In the hope that someone is still watching this thread (everyone else seems to have found it easy) here's my situation:
I've worked out what number 7a has to be, and where it must go to form any sort of pentominoes, and one pentomino that as far as I can see has no alternative, to contain 5 of its majority digit. I've then used this filled pentomino configuration to deduce 3d and 4d - although which goes where, L or R, is not clear. I've also deduced a plausible value for 5d.
My problem is that the first step - entering 7a and completing the only possible pentomino filled with its majority digit - leaves its minority digits in positions which can't form unique pentominoes, while also satisfying the requirement that the top two-digit down entry is a prime.

To put it slightly differently: the first minority digit in 7a cannot form a pentomino which includes the second digit of the two-digit down entry at top centre, as this entry is clued as a prime.
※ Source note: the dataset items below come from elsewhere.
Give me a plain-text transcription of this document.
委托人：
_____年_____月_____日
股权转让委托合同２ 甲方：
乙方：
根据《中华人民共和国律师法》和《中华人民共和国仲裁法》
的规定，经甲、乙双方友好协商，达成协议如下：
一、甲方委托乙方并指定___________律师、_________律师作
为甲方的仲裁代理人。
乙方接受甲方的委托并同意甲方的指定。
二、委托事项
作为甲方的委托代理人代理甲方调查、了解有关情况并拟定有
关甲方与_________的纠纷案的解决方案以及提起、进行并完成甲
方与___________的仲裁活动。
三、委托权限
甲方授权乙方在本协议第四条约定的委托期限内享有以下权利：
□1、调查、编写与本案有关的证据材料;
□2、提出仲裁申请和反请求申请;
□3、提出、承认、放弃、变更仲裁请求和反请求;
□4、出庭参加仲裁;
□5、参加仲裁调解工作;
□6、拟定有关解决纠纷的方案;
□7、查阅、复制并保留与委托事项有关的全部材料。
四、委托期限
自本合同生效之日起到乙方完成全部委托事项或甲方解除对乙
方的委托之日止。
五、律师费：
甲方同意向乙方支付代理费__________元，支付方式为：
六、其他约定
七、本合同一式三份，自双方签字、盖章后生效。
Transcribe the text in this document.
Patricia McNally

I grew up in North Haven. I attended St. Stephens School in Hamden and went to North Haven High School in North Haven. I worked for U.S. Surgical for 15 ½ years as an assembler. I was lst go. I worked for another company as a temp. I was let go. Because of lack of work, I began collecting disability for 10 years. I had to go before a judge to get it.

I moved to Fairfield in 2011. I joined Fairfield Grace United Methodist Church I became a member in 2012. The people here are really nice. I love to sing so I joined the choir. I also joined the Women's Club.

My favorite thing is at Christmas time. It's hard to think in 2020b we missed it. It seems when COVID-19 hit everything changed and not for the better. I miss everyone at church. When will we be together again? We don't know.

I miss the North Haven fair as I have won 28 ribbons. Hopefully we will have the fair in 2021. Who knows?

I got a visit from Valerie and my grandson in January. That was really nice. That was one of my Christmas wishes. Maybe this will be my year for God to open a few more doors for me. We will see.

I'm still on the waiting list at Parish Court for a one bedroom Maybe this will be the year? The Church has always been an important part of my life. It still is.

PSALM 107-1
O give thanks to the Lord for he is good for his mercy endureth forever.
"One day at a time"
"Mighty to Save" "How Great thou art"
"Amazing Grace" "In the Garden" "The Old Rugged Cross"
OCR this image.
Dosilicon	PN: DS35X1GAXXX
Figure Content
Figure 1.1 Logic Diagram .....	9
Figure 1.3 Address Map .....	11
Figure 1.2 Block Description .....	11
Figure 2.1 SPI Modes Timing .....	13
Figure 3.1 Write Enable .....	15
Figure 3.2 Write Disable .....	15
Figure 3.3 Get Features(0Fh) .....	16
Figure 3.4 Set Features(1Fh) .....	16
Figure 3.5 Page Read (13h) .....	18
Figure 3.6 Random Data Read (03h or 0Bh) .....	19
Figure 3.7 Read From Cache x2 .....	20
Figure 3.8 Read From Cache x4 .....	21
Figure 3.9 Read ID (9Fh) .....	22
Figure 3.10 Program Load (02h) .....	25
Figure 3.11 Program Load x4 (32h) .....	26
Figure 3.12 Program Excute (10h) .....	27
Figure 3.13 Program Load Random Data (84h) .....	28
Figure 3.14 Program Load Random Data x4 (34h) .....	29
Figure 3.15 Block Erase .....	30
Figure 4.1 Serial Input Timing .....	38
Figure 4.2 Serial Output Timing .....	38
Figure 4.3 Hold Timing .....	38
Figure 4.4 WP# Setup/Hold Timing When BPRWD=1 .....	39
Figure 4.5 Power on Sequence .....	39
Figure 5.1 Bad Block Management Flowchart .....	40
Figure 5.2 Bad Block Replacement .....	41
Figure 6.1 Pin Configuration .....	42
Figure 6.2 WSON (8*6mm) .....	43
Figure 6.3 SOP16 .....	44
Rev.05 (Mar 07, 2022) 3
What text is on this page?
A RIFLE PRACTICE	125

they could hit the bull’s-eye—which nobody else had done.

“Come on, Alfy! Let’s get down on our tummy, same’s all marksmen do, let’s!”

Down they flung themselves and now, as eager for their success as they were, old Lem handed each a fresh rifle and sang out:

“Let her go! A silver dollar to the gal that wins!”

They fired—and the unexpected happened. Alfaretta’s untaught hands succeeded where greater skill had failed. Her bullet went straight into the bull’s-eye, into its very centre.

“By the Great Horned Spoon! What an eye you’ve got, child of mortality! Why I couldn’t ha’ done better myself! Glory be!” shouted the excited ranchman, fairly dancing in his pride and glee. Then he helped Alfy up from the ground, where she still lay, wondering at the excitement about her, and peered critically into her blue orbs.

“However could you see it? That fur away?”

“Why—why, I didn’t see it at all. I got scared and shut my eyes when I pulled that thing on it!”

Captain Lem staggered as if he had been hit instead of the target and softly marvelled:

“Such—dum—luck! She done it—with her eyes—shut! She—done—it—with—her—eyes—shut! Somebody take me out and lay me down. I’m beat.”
The only possible alternative filled pentomino configuration for the first minority digit in 7a then prevents the possibility of the second minority digit forming part of a unique pentomino - as far as I can see

I'm not sure how anyone can help me sort this out without giving too much away - maybe I've given too much away here myself - but if anyone can deduce my position for 7a from the above, just a "correct" or "wrong" would be helpful...I hope...

(In the meantime I've sorted and submitted 4700!)

Hi Quixote,

If you have worked out 3dn and 4dn, and have a good idea of 5dn, you must know what prime number is represented by G. If you don't, you can deduce that G must be a single-digit prime, as 5dn has three digits and so do 3dn and 4dn, which are basically 5dn multiplied by G. If G had two digits, then 3dn and 4dn would have four digits.

You already know two of the four single-digit primes from 7ac (C and H). You can eliminate one of the other values easily, because GKL+/-C will either contain a zero, which is not possible as the grid contains only the digits 1 to 9, or either K or L will have to equal G.

This means that there is only one possible prime value for G, and as 6ac is ACDG, you can work out what the final digit of 6ac is - you should find that it is the same as the second digit of 7ac. Given the placement of 7ac in the grid, the answer to 6ac can go in only one position, and this limits the possibilities for the pentomino containing the second digit of 7ac. As you correctly note, the second digit of the two-digit entry at the top of the grid cannot be the same as the second digit of 7ac, or the entry would not be prime.

I hope that this gets you to the next stage. I found that there was only one possibility for the pentomino containing the second digit of 7ac and this meant that there was only one possibility for the pentomino containing the fourth digit of 7ac. If you can work out the shape of 6ac, in the only position it can occupy, you have just enough information, I think, to divide the whole grid into nine distinct pentominoes, and the other numbers fall into place quite quickly.